The SPSS software standard version 13.0 (SPSS Inc., Chicago, IL) was used to perform the non-parametric t-tests, χ2 tests, and logistic regression tests to analyze the real-time PCR results quantitatively.

Results

Genetic association study of 6p SNPs in southern Chinese

A genetic association study was performed on 360 NPC cases and 360 controls patients recruited of southern Chinese descent. For the 233 tag SNPs genotyped in this study, all followed the HWE in either the case or control group with MAF ≥0.05 (allelic association in Table S1).
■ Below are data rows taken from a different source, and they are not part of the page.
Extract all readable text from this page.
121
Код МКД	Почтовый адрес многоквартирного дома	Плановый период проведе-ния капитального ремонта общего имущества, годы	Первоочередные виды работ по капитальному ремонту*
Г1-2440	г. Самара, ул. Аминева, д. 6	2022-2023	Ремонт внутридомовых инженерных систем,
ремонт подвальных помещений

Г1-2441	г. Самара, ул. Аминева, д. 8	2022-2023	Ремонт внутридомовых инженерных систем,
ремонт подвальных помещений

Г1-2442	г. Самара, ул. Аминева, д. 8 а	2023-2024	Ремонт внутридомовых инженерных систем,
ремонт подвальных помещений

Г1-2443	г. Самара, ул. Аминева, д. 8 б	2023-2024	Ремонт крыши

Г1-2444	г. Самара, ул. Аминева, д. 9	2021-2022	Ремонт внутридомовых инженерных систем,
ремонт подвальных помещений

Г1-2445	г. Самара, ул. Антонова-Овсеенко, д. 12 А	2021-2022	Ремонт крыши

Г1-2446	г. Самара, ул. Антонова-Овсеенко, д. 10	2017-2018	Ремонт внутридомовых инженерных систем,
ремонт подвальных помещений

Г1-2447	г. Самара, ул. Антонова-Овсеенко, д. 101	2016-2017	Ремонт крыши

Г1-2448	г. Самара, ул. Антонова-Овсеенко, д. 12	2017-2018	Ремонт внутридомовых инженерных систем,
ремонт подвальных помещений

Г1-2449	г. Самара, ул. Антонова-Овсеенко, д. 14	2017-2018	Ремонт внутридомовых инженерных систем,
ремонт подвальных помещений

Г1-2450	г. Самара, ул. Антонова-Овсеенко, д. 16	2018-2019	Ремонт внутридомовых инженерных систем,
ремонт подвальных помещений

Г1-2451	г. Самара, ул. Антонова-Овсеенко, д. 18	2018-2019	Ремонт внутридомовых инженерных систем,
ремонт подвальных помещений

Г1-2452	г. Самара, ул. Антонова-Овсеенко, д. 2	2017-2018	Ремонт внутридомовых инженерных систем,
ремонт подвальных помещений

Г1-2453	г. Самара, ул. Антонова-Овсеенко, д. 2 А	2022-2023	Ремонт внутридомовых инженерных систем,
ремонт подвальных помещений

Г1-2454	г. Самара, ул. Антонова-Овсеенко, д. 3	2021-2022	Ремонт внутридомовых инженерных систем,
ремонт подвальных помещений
The overall genotyping call rate was ≥97.8%. Two markers (rs235158 and rs1997716) showed a very low informative rate (missing genotype >50%) and so were excluded from data analysis. Figure 1 shows the genotyped SNPs arranged according to their physical locations on Chr6 with allelic associations (−log10 p-values). The most significant association was found for SNP rs2076483 (p = 3.36×10−5). Two adjacent SNPs, rs2267633 (p = 4.49×10−5) and rs29230 (p = 1.43×10−4), located at the 6p23.31 region also showed high significance, suggesting that this region was significantly associated with NPC (Figure 1). The logistic regression test adjusted by age and sex did not change the associations. After correcting for multiple testing (Bonferroni correction), there were still significant associations for these three SNPs. The p-values were 0.0004 for rs2076483, 0.0005 for rs2267633, and 0.0017 for rs29230.

Figure 1

Single SNP allelic association analyses.

The upper panel is the −log10 p-value plotted against the genomic location (LocusZoom), while the lower panel is the plotted single nucleotide polymorphisms (SNPs) of the studied region on chromosome 6p. Genes altered by micro-deletion(s) are depicted according to their physical locations and translation directions.

We noticed that the three most significant SNPs mapped to 6p23.31 region and were located within GABBR1, HLA-A, and HCG9. It was only last year that the Taiwan GWAS study reported these genes to be associated with NPC risk Thus, we were surprised that we could also detect the association with high significance by using only 360 patients/360 controls. This suggests that loci within the 6p23.31 region, and particularly GABBR1 and HLA-A alleles confer high disease susceptibility. Further research on relevant functional genes and genetic replication in different populations should be conducted using a large dataset.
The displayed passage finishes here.